Segunda Parte
Y, tras haber hecho que colocaran al Cristo en la iglesia, sobre el mantel del altar mayor, el párroco Truphème se marchó para encargarle al carpintero Lemerre una bella cruz en madera de roble. Cuando estuvo hecha, clavaron en ella al buen Dios con clavos nuevos y la irguieron en la nave, por encima del poyo de mampostería. Fue entonces cuando vieron que sus ojos estaban llenos de misericordia y como húmedos de una piedad celestial. Uno de los mayordomos de la parroquia, que asistía a la colocación del crucifijo, creyó ver que las lágrimas corrían por el divino rostro. A la mañana siguiente, cuando el señor párroco entró en la iglesia con el monaguillo para celebrar misa, se sorprendió mucho al ver la cruz vacía encima del poyo y el Cristo tendido sobre el altar. Tan pronto como terminó la celebración del santo sacrificio, mandó llamar al carpintero y le preguntó por qué había desclavado el Cristo de su cruz. Pero el carpintero respondió que él no lo había tocado en absoluto; y, después de haber interrogado al pertiguero y a los fabriqueros, el párroco Truphème se aseguró de que nadie había entrado en la iglesia desde el momento en el que el buen Dios había sido colocado por encima del poyo.

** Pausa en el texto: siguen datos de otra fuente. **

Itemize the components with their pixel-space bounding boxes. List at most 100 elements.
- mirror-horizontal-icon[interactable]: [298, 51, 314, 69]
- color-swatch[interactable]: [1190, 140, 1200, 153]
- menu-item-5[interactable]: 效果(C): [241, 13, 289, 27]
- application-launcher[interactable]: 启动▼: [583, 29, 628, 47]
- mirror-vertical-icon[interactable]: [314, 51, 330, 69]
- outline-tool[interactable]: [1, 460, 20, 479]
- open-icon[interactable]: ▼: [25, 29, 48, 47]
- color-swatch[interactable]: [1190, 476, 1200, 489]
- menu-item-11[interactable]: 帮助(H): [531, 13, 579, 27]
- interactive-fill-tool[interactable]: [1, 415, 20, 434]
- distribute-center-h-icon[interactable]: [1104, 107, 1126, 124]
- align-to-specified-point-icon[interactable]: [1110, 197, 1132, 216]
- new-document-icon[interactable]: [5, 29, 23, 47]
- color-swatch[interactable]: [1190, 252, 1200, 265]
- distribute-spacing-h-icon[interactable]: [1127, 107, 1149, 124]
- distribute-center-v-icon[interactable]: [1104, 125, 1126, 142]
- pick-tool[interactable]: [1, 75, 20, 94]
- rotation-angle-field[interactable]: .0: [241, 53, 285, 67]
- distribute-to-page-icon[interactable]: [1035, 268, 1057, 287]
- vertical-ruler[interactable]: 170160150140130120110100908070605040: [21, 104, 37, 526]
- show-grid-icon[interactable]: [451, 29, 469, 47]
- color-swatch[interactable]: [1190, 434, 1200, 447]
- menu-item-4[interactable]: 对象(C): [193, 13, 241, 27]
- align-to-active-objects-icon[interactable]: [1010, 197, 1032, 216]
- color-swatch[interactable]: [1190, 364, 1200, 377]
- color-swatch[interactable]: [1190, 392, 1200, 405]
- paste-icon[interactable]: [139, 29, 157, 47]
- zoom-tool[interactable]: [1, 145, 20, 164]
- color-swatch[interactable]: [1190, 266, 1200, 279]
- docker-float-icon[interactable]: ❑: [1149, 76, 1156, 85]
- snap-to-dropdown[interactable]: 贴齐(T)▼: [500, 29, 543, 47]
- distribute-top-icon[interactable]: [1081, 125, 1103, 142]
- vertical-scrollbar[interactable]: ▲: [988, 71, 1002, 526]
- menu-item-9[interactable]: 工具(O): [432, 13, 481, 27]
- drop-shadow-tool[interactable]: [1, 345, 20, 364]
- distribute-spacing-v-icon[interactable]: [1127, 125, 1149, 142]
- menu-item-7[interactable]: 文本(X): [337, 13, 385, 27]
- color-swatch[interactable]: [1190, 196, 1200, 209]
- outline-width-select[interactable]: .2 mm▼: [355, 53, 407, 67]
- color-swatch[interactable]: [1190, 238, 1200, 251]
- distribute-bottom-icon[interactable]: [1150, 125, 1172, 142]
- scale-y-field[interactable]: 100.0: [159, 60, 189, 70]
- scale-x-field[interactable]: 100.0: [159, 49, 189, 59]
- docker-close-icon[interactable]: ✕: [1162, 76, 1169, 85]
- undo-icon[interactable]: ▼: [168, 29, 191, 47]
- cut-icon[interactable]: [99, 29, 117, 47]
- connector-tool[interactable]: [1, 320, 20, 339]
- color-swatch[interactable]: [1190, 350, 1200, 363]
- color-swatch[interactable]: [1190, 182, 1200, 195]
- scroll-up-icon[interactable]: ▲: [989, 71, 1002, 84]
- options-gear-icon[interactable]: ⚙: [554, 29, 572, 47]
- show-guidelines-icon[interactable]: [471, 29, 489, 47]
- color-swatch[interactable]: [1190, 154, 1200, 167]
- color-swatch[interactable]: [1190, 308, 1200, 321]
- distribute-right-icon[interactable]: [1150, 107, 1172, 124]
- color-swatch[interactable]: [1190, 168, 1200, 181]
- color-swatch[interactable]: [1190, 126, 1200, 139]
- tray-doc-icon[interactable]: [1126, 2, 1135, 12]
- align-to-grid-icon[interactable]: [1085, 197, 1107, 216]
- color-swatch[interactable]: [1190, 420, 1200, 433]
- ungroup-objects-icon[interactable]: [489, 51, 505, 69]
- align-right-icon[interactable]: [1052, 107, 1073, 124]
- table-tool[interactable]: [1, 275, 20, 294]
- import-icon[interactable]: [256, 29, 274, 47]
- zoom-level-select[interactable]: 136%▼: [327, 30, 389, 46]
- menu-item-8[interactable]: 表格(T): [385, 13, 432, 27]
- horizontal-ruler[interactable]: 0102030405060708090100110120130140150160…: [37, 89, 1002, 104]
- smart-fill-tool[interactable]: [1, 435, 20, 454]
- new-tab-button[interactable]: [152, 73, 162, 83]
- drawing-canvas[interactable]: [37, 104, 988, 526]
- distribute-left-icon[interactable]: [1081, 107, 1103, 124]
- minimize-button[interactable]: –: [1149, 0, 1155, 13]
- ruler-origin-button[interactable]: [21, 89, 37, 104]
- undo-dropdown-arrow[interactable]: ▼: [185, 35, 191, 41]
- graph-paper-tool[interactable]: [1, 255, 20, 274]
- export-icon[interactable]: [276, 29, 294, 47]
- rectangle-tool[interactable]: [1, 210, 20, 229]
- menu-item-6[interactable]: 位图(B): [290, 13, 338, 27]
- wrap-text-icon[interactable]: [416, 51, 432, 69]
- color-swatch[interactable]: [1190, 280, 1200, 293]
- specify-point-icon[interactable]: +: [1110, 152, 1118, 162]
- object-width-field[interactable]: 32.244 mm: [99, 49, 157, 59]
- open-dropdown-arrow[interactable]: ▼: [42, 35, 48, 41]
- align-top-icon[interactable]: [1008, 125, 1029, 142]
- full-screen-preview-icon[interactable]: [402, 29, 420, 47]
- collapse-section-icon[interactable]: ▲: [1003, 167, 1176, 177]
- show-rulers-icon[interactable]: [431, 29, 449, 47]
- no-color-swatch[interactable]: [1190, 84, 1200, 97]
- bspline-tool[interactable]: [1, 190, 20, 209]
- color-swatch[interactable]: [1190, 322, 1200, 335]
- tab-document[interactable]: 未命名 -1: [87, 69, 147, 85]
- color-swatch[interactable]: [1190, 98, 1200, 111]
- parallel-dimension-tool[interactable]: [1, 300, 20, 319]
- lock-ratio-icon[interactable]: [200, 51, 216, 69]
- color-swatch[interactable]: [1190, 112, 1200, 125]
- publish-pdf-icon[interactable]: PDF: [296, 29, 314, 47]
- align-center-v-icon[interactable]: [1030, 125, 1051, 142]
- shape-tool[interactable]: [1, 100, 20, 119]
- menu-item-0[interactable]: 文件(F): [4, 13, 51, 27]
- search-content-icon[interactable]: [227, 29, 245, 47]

Tuvo entonces la sensación de que aquellas cosas eran milagrosas y las meditó prudentemente. El domingo siguiente, habló de ello a los fieles de la parroquia y les invitó a contribuir con sus donaciones para erigir una nueva cruz más bella que la primera y más digna de llevar a Aquel que redimió al mundo. Los humildes pescadores de Saint-Valery dieron tanto dinero como pudieron, y las viudas ofrecieron sus alianzas. Por lo que el párroco pudo ir de inmediato a Abbeville para encargar una cruz de madera negra, muy brillante, coronada por un letrero con la inscripción «I.N.R.I» en letras doradas. Dos meses más tarde, la colocaron en el lugar de la primera y clavaron en ella el Cristo entre la lanza y la esponja. Pero Jesús la abandonó como a la otra, y durante la noche fue a tenderse sobre el altar.
Cuando, a la mañana siguiente, el señor párroco la encontró allí, cayó de rodillas y oró durante mucho rato. El rumor de aquel milagro se difundió por todos los alrededores, y las señoras de Amiens hicieron colectas para el Cristo de Saint-Valery. Y el padre Truphème recibió de París dinero y joyas, y la esposa del ministro de Marina, la señora Hyde de Neuville, le envió un corazón de diamantes. Disponiendo de todas aquellas riquezas, un orfebre de la calle Saint-Sulpice hizo, en dos años, una cruz de oro y pedrerías que fue inaugurada con gran solemnidad en la iglesia de Saint-Valery, el segundo domingo después de Pascua del año 18... Pero Aquel que no había rechazado la cruz dolorosa, se escapó de esta cruz tan rica y fue a tenderse de nuevo sobre el lino blanco del altar. Por temor a ofenderlo, esta vez lo dejaron allí, y allí descansaba desde hacía más de dos años, cuando Pierre, el hijo de Pierre Caillou, fue a decirle al párroco Truphème que había encontrado en la playa la auténtica cruz de Nuestro Señor.